Thanks for the build of duet. I am using clover and it never requires for any manual loading of dxe’s, it just instantly see’s my SM961 and USB 3.1 card/drives. I am also using a 2010 Rampage III (ich10r) with a X5650. I do have a USB 3.1 card though and that is how I install Windows and Linux from, using the XhxiDxe-64.efi which as I said loads automatically by default on clover.

What I would like is a faster boot up, and up to date efi. We know clover is constantly updated, has a nice UI, but it is also highly tailored to OSX.

Now, for the… Um how do I convert my clover usb to duet usb question? lol. Are you suggesting we use the same instructions on Audio Cricket, but instead use the CreateUSB bat you posted above? Or did you have instructions somewhere posted on the internet that I failed to find? Thanks for any tips. I would like to convert back to DUET.

SkOrPn.
If you do already made the DUET USB with the very well written audiocricket guide, use the CreateUSB within this archive and SKIP everthing else.

From the README;


1) Open the Windows Command Prompt with “Run as Administator” option ( ie. Run “cmd” as Administrator ).

2) cd to the DUET_UDK2015 folder.

Eg: “cd C:\DUET_UDK2015” ( without quotes ). Enter.

3) Note down the drive letter of the USB flash drive.

4) Type “CreateUSB Drive_Letter: FORMAT” ( without quotes ).

Example: “CreateUSB.cmd K: FORMAT” (without quotes) - ( K: is the drive letter of the USB flash drive. )
This command will format the selected USB flash drive to FAT32 filesystem, set up the MBR boot code and the FAT32 Boot Sector, necessary to boot DUET.

5) Safely Remove and Replug the USB flash drive.

6) Type “CreateUSB Drive_Letter: UDK2015” ( without quotes ).

Example: “CreateUSB K: UDK2015” ( without quotes ).
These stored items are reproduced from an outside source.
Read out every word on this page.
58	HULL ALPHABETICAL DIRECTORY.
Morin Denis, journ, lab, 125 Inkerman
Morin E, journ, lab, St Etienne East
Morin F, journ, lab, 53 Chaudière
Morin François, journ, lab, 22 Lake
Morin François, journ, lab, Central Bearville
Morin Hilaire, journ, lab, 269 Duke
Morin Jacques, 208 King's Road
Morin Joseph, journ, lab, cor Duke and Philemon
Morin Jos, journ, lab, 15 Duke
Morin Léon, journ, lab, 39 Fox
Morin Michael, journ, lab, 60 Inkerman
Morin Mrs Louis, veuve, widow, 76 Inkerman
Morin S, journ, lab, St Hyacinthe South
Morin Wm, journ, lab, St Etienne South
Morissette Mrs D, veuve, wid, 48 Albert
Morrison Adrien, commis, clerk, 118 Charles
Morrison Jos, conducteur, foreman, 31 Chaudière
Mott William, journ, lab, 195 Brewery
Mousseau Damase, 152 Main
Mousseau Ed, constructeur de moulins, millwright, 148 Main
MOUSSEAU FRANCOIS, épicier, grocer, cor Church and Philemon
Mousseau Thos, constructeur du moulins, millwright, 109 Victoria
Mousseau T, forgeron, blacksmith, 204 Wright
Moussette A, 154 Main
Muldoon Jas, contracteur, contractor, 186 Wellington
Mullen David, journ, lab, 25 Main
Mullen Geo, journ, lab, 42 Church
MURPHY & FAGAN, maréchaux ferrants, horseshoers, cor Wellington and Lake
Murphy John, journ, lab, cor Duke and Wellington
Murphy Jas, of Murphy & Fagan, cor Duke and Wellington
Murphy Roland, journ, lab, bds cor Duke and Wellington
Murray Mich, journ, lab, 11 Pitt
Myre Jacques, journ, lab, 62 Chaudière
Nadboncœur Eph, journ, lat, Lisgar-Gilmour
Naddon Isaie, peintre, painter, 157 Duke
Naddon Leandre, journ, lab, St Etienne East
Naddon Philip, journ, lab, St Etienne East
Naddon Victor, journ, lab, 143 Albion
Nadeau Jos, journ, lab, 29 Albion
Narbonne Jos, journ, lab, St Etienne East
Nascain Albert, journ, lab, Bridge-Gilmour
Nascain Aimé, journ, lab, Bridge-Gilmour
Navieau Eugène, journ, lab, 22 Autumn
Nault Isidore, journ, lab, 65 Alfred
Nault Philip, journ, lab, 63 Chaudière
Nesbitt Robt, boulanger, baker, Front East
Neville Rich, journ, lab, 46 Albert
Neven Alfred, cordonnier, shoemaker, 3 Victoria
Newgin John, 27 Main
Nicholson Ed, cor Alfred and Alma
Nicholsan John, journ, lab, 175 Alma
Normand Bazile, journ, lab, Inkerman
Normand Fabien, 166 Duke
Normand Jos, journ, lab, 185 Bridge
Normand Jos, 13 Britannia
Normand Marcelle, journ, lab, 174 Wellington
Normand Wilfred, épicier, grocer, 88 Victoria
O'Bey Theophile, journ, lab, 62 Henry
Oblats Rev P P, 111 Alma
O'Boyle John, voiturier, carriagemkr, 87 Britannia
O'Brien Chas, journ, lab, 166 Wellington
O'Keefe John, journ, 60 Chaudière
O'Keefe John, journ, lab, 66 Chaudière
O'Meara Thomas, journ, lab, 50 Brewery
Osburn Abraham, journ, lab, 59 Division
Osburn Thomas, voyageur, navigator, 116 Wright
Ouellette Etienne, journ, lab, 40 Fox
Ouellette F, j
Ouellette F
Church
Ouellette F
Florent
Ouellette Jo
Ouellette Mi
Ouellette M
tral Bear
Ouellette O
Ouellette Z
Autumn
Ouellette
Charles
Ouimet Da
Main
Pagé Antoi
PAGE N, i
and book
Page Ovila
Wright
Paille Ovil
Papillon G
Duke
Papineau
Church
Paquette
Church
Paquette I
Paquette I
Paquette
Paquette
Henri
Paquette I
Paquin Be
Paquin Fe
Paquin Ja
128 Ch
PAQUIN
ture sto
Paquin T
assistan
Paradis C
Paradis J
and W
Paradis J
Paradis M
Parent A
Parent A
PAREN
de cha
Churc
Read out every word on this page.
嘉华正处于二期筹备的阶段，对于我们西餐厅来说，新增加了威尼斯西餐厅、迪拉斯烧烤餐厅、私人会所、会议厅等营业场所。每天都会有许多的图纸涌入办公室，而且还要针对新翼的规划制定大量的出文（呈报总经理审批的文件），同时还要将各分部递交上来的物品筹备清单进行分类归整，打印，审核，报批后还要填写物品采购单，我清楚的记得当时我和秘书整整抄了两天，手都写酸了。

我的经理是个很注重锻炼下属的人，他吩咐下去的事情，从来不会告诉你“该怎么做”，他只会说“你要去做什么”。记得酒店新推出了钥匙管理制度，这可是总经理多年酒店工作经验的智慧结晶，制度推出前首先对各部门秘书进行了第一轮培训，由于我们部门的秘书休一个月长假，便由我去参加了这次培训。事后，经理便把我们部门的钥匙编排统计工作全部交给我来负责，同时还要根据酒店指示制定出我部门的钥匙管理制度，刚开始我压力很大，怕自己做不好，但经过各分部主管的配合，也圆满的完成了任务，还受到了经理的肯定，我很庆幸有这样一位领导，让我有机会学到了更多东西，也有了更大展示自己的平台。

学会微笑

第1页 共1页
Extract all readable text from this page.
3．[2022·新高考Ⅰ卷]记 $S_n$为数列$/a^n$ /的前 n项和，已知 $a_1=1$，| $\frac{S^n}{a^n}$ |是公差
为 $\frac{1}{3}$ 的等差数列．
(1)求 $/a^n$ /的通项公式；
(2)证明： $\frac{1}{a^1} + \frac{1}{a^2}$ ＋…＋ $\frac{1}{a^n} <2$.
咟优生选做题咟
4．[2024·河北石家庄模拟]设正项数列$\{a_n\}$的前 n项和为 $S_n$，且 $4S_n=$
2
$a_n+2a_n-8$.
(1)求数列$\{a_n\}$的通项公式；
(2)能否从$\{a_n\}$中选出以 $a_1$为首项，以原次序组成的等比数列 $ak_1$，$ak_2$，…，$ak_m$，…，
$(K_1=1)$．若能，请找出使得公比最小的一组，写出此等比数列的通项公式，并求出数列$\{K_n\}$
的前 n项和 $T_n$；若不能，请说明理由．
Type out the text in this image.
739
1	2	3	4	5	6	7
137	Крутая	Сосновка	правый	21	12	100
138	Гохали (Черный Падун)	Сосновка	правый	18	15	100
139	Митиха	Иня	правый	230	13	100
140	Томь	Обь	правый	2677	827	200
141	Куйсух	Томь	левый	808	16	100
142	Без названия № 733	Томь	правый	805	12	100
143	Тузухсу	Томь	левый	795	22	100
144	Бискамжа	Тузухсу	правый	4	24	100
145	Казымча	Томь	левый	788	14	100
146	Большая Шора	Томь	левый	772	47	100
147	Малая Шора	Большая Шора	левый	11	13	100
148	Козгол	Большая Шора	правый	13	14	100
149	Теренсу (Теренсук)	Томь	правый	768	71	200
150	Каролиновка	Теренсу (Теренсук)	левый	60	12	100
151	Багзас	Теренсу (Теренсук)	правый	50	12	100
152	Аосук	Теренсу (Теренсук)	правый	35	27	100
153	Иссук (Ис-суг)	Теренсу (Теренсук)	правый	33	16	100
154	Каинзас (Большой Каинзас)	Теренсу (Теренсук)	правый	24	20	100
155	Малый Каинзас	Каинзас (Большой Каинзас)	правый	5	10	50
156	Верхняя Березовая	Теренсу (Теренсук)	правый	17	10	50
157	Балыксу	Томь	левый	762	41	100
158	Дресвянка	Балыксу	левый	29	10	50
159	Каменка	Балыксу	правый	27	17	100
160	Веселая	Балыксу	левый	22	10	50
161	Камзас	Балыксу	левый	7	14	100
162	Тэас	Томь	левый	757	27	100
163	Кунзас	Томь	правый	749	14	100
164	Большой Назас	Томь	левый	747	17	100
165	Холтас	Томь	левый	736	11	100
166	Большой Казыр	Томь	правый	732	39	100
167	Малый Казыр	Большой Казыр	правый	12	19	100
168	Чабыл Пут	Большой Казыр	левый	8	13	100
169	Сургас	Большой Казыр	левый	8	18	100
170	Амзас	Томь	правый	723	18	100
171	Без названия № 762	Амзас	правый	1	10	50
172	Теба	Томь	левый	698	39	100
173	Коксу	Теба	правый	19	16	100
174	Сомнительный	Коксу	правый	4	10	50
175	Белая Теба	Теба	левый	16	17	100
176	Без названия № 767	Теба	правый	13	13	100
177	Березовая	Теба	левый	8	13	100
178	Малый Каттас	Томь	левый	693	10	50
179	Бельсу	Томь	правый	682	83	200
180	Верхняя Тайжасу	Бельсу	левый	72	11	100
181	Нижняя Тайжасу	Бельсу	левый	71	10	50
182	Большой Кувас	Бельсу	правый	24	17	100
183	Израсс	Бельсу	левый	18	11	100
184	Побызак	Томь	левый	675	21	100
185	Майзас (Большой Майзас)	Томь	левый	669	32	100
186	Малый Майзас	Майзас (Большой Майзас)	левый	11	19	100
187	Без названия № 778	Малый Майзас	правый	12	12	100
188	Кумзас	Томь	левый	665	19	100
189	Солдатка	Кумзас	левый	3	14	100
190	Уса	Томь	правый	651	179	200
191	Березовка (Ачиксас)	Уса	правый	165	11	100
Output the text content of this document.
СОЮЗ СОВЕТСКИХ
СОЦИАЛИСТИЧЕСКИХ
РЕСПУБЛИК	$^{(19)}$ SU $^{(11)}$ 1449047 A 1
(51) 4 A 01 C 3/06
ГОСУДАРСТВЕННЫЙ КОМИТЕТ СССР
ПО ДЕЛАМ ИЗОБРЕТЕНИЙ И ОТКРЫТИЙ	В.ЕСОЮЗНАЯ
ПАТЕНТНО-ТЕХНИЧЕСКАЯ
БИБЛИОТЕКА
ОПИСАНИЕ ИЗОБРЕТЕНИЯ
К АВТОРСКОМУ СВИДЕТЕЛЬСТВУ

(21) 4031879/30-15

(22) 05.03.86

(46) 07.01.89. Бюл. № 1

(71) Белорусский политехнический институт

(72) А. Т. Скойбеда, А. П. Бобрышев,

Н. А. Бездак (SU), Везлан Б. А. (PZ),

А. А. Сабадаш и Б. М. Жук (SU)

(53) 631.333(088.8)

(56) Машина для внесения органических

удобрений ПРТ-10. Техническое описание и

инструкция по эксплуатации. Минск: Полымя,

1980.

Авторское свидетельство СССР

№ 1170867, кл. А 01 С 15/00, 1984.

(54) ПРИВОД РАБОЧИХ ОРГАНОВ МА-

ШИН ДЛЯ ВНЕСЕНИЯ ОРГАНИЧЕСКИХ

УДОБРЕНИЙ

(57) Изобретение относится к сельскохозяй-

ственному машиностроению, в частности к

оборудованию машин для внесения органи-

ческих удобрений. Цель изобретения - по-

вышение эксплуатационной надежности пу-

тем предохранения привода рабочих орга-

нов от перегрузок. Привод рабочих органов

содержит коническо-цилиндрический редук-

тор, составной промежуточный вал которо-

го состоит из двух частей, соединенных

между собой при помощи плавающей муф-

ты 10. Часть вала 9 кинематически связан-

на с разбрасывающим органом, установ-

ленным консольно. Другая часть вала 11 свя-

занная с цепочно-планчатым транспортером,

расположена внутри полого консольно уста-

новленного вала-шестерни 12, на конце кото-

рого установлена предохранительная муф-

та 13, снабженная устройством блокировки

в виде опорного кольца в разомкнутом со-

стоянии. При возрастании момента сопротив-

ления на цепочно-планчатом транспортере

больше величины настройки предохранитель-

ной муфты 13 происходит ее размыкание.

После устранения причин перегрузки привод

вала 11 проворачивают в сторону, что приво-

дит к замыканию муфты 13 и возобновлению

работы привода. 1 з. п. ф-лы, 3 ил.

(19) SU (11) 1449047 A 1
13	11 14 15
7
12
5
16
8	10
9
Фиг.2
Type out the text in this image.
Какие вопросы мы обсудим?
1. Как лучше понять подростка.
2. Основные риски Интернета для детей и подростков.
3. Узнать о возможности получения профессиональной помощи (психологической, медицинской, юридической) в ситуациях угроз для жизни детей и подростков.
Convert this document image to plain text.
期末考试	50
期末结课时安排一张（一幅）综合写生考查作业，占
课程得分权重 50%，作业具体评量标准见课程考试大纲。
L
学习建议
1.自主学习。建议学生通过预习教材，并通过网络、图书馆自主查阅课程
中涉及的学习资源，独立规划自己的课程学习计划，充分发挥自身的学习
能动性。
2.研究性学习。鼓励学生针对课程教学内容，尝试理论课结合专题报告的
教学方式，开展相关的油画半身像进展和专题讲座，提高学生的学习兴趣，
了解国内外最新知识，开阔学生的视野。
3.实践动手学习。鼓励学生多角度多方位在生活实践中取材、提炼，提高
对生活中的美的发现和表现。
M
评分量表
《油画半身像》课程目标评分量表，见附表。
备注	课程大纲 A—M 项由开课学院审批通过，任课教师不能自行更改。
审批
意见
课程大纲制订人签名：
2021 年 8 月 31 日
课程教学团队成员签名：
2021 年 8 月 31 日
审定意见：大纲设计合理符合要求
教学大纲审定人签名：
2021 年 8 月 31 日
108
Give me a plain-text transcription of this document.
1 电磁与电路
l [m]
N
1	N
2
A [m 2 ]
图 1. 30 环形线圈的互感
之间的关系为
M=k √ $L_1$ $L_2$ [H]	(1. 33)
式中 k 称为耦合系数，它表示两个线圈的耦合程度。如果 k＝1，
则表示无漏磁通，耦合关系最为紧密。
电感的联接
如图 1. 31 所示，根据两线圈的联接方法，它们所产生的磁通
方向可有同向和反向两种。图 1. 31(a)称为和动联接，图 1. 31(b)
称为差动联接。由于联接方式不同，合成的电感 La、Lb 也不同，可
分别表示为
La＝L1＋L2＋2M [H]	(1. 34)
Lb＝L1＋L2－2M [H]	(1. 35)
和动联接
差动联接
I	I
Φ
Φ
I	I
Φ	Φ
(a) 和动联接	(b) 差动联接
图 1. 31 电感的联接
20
7) Once done remove the USB flash drive.

8) Plug in the USB flash drive on the target system and set “Boot from USB” as the first option in your system’s BIOS Boot order option.


There other options, like manually overwriting the files but this is the safer faster path.
Eventually remember to modify the NSH file to point just to the OS EFI loader you are trying to boot ( the NSH file provided boot from fs1 ).

@noInk

Hmm, unfortunately it failed, several times saying it could not read/write to the usb drive. It is a normal 8gb sandisk drive and works with the duet from audicricket. That is confusing… I even used diskpart to format it a 3rd time with the clean, format fs=fat32 quick and active commands, all to no avail. Maybe that failed message is normal and I should just continue on with the rest of the instructions perhaps?

Going to try formating it on a different PC now, which would be surprising if it works. BRB.

Here is a img of the error I am getting. EDIT: OK, tested on two different perfectly good machines, and this duet I downloaded above does not work. During boot it says MBR failed and that there is no operating system found, please install boot media and reboot, or something like that. Now what? lol



EDIT2: I suspect it might be the new Fall creators update for some reason. I just tried it on 3 different USB drives and I get the exact same thing “ERROR: Write DBR: failed - Failed to read/write files (LastError: 0x5)!” on all 3 usb drives from two different machines. That seems impossible to me, especially since these previously worked earlier in the year for the same use.